Warning--Counterfeit Goods through the Mail

Issue 32, China IP,[Copyright]

On August 25, in a Beijing Customs warehouse, Ms. Lucy Nichols, Global Director of Nokia Corporation’s Brand Protection Portfolio gazed at a large mound of famous brand digital products. Included were Apple and Sony MP3 players, Nintendo’s Game Boy, Kingston HY storage disks, and mobile phones including Nokia.

Ms. Nichols picked up a seized Nokia mobile phone, compared it to her own, and smiled, because the counterfeit was an exact duplicate. In fact, all of the confiscated digital goods were fakes, which would have been sent abroad if not intercepted by the Customs.

Also in late August, Beijing Customs announced a seizure that included 50,000 pieces of 12 world brand counterfeit digital products in 75 boxes, with a value of 20 million Yuan.

More shocking than the goods, were their international mail and express channels of transportation.

Mr. Lin Junjie attorney from Lovells Beijing Representative office said: “Selling counterfeit goods through mail has existed for a long time. However, with the fast development of e-business, international and express mails have become two important channels for unlicensed goods flowing abroad.

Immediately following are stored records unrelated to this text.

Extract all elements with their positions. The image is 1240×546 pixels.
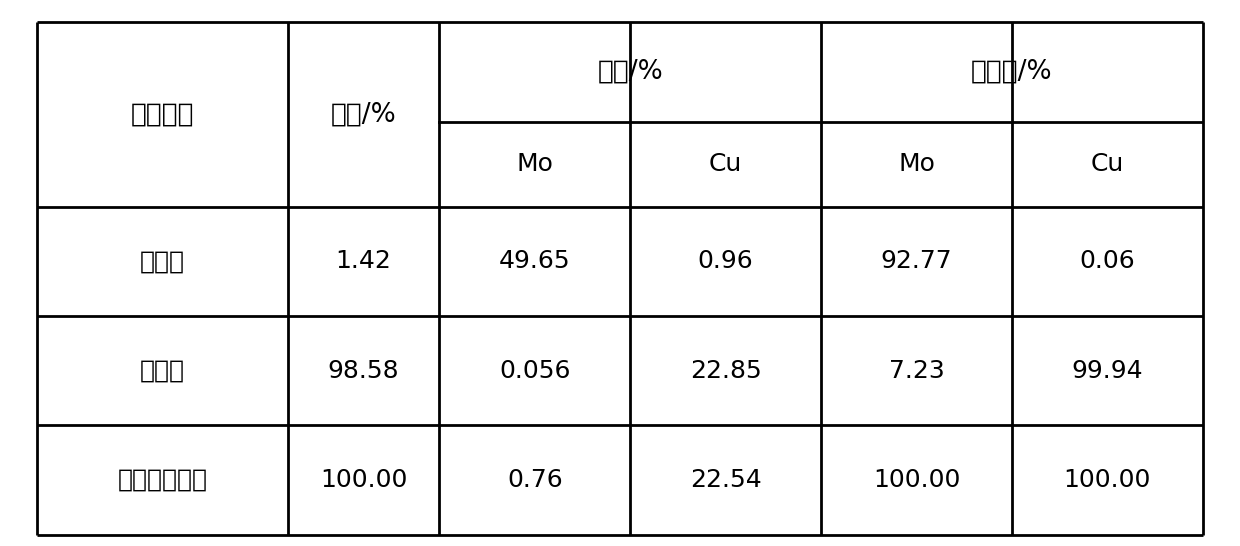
Text: 22.85: 22.85 [689, 359, 761, 383]
Text: Mo: Mo [516, 152, 553, 176]
Text: 铜精矿: 铜精矿 [140, 359, 185, 383]
Text: 100.00: 100.00 [1064, 468, 1151, 492]
Text: 98.58: 98.58 [327, 359, 399, 383]
Text: 22.54: 22.54 [689, 468, 761, 492]
Text: Mo: Mo [898, 152, 935, 176]
Text: 49.65: 49.65 [498, 250, 570, 273]
Text: 钼精矿: 钼精矿 [140, 250, 185, 273]
Text: 回收率/%: 回收率/% [971, 59, 1053, 85]
Text: 100.00: 100.00 [320, 468, 407, 492]
Text: 产率/%: 产率/% [331, 101, 397, 127]
Text: 99.94: 99.94 [1071, 359, 1143, 383]
Text: 100.00: 100.00 [873, 468, 960, 492]
Text: 7.23: 7.23 [889, 359, 945, 383]
Text: 产品名称: 产品名称 [130, 101, 195, 127]
Text: 铜钼混合精矿: 铜钼混合精矿 [118, 468, 207, 492]
Text: 0.96: 0.96 [698, 250, 754, 273]
Text: Cu: Cu [1091, 152, 1123, 176]
Text: 品位/%: 品位/% [598, 59, 663, 85]
Text: 0.06: 0.06 [1080, 250, 1136, 273]
Text: 92.77: 92.77 [880, 250, 952, 273]
Text: Cu: Cu [709, 152, 743, 176]
Text: 0.76: 0.76 [507, 468, 563, 492]
Text: 1.42: 1.42 [336, 250, 392, 273]
Text: 0.056: 0.056 [498, 359, 570, 383]
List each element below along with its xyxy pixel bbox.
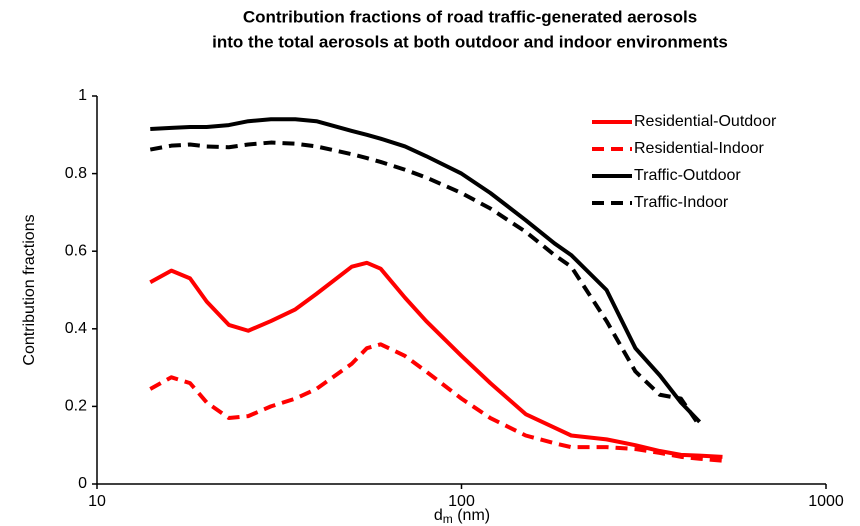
y-tick-label: 0.6 [65, 242, 87, 259]
x-tick-label: 100 [448, 493, 475, 510]
y-tick-label: 0.2 [65, 398, 87, 415]
x-axis-label: dm (nm) [434, 507, 490, 526]
data-line [149, 342, 723, 463]
legend-label: Traffic-Indoor [634, 194, 729, 211]
x-axis-label-part: m [443, 512, 453, 526]
chart-title: Contribution fractions of road traffic-g… [243, 7, 697, 26]
legend-label: Traffic-Outdoor [634, 167, 741, 184]
data-line [150, 117, 702, 424]
x-axis-label-part: d [434, 507, 443, 524]
y-tick-label: 0.8 [65, 165, 87, 182]
y-tick-label: 1 [78, 87, 87, 104]
legend-label: Residential-Indoor [634, 140, 765, 157]
chart-title: into the total aerosols at both outdoor … [212, 32, 728, 51]
data-line [149, 260, 723, 459]
legend-label: Residential-Outdoor [634, 113, 777, 130]
data-line [149, 140, 702, 427]
y-axis-label: Contribution fractions [21, 214, 38, 365]
y-tick-label: 0.4 [65, 320, 87, 337]
y-tick-label: 0 [78, 475, 87, 492]
x-tick-label: 1000 [808, 493, 844, 510]
x-axis-label-part: (nm) [453, 507, 490, 524]
x-tick-label: 10 [88, 493, 106, 510]
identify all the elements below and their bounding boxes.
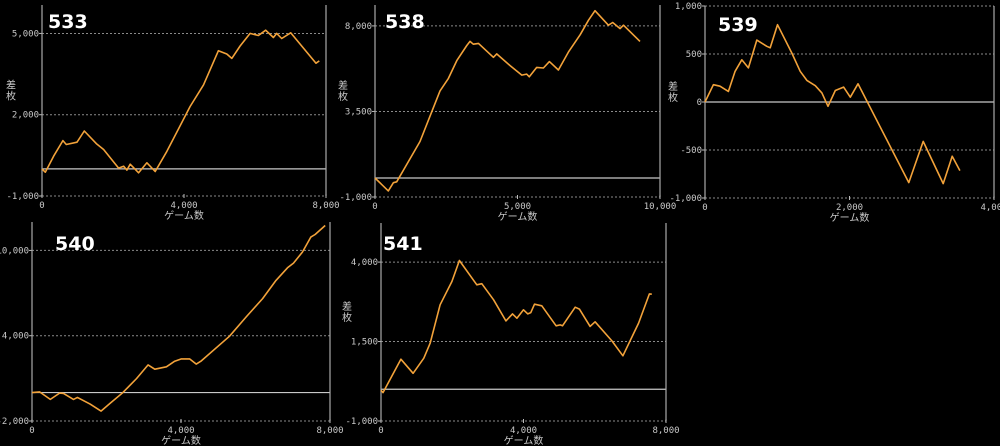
y-tick-label: -1,000 (6, 192, 39, 202)
x-tick-label: 8,000 (312, 201, 339, 211)
y-tick-label: 1,500 (351, 338, 378, 348)
chart-title: 533 (48, 11, 88, 33)
y-tick-label: 0 (697, 98, 702, 108)
chart-539: -1,000 -500 0 500 1,000 0 2,000 4,000 ゲーム数 差枚 539 (668, 2, 1000, 224)
chart-title: 539 (718, 14, 758, 36)
series-line (380, 259, 652, 394)
y-tick-label: -500 (680, 146, 702, 156)
y-tick-label: 5,000 (12, 29, 39, 39)
x-axis-label: ゲーム数 (830, 211, 870, 224)
y-axis-label: 枚 (342, 311, 352, 324)
y-tick-label: 3,500 (345, 107, 372, 117)
chart-541: -1,000 1,500 4,000 0 4,000 8,000 ゲーム数 差枚 541 (342, 223, 680, 446)
x-axis-label: ゲーム数 (504, 434, 544, 446)
x-tick-label: 4,000 (980, 203, 1000, 213)
y-tick-label: 10,000 (0, 246, 29, 256)
x-axis-label: ゲーム数 (498, 210, 538, 223)
series-line (41, 29, 320, 174)
x-tick-label: 0 (39, 201, 44, 211)
y-axis-label: 差 (342, 300, 352, 313)
y-axis-label: 枚 (338, 90, 348, 103)
x-axis-label: ゲーム数 (161, 434, 201, 446)
x-axis-label: ゲーム数 (164, 209, 204, 222)
series-line (704, 23, 961, 185)
x-tick-label: 4,000 (510, 426, 537, 436)
y-tick-label: -1,000 (669, 194, 702, 204)
x-tick-label: 5,000 (504, 202, 531, 212)
chart-title: 541 (383, 233, 423, 255)
y-tick-label: 4,000 (351, 258, 378, 268)
x-tick-label: 0 (702, 203, 707, 213)
y-axis-label: 差 (338, 79, 348, 92)
y-axis-label: 枚 (6, 90, 16, 103)
y-tick-label: 8,000 (345, 22, 372, 32)
x-tick-label: 10,000 (644, 202, 677, 212)
x-tick-label: 8,000 (652, 426, 679, 436)
x-tick-label: 4,000 (170, 201, 197, 211)
y-axis-label: 枚 (668, 91, 678, 104)
chart-title: 538 (385, 11, 425, 33)
x-tick-label: 2,000 (836, 203, 863, 213)
chart-540: -2,000 4,000 10,000 0 4,000 8,000 ゲーム数 540 (0, 222, 344, 446)
y-tick-label: -1,000 (345, 417, 378, 427)
x-tick-label: 0 (378, 426, 383, 436)
y-axis-label: 差 (668, 80, 678, 93)
chart-533: -1,000 2,000 5,000 0 4,000 8,000 ゲーム数 差枚 533 (6, 5, 340, 222)
series-line (374, 9, 641, 192)
y-tick-label: -1,000 (339, 193, 372, 203)
series-line (31, 224, 326, 412)
x-tick-label: 8,000 (316, 426, 343, 436)
y-axis-label: 差 (6, 79, 16, 92)
x-tick-label: 0 (29, 426, 34, 436)
y-tick-label: 4,000 (2, 332, 29, 342)
y-tick-label: 2,000 (12, 111, 39, 121)
x-tick-label: 4,000 (167, 426, 194, 436)
y-tick-label: -2,000 (0, 417, 29, 427)
y-tick-label: 1,000 (675, 2, 702, 12)
x-tick-label: 0 (372, 202, 377, 212)
y-tick-label: 500 (686, 50, 702, 60)
chart-title: 540 (55, 233, 95, 255)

According to statistics from the Customs in 2008, approximately 80% of such products were grabbed by them.

“We began to pay close attention to these channels from as early as 2006,” GuoDawei, Vice Director of regulations of Beijing Customs told this China IP reporter.

From June 1 to December 31, 2008, the General Administration of Customs conducted a special campaign to protect intellectual property via mail and express channels nationwide.

Although a huge number of goods were seized, by no means it is an easy task.

“In an infringement case using the mail, senders tried to get around customs by splitting large packages of counterfeit goods into smaller units. Mailing from widely scattered postal stations, they repeatedly sent small parcels, while changing the names of the senders and addresses to escape law enforcement,” said Wang Jijun, Deputy Commissioner of Beijing Customs.

“It is difficult for customs to seize goods in such channels,” said Guo, “firstly, we are short of hands. Secondly, the goods are transported using air mail and EMS and stay a very short time in customs. Thirdly, they are in large quantity and scattered. Lastly, senders are cunning and have numerous ways to escape. And there is also the problem of coordination between departments.”

Currently, Beijing Customs has three offices in postal stations that checks mail going abroad and all mail to key areas is X-rayed.

Investigation after seizure is even more difficult.

From an express envelop of goods seized, this reporter found that the address and name of the recipient were very detailed; however information of the sender was vague. This is another problem encountered by law enforcement: both sender and recipient are hard to locate as false names are often used.

“We are unable to track down those responsible for goods going out this way. Has larger amount of goods with traditional channel bills and it is easy to track down those responsible for goods,” said Mr, Lin.

“I believe that only by guiding more people to official channels can we curb fake goods in this channel,” Ms. Lucy Nichols told this reporter. Apparently, Nokia also felt somewhat helpless as a right holder.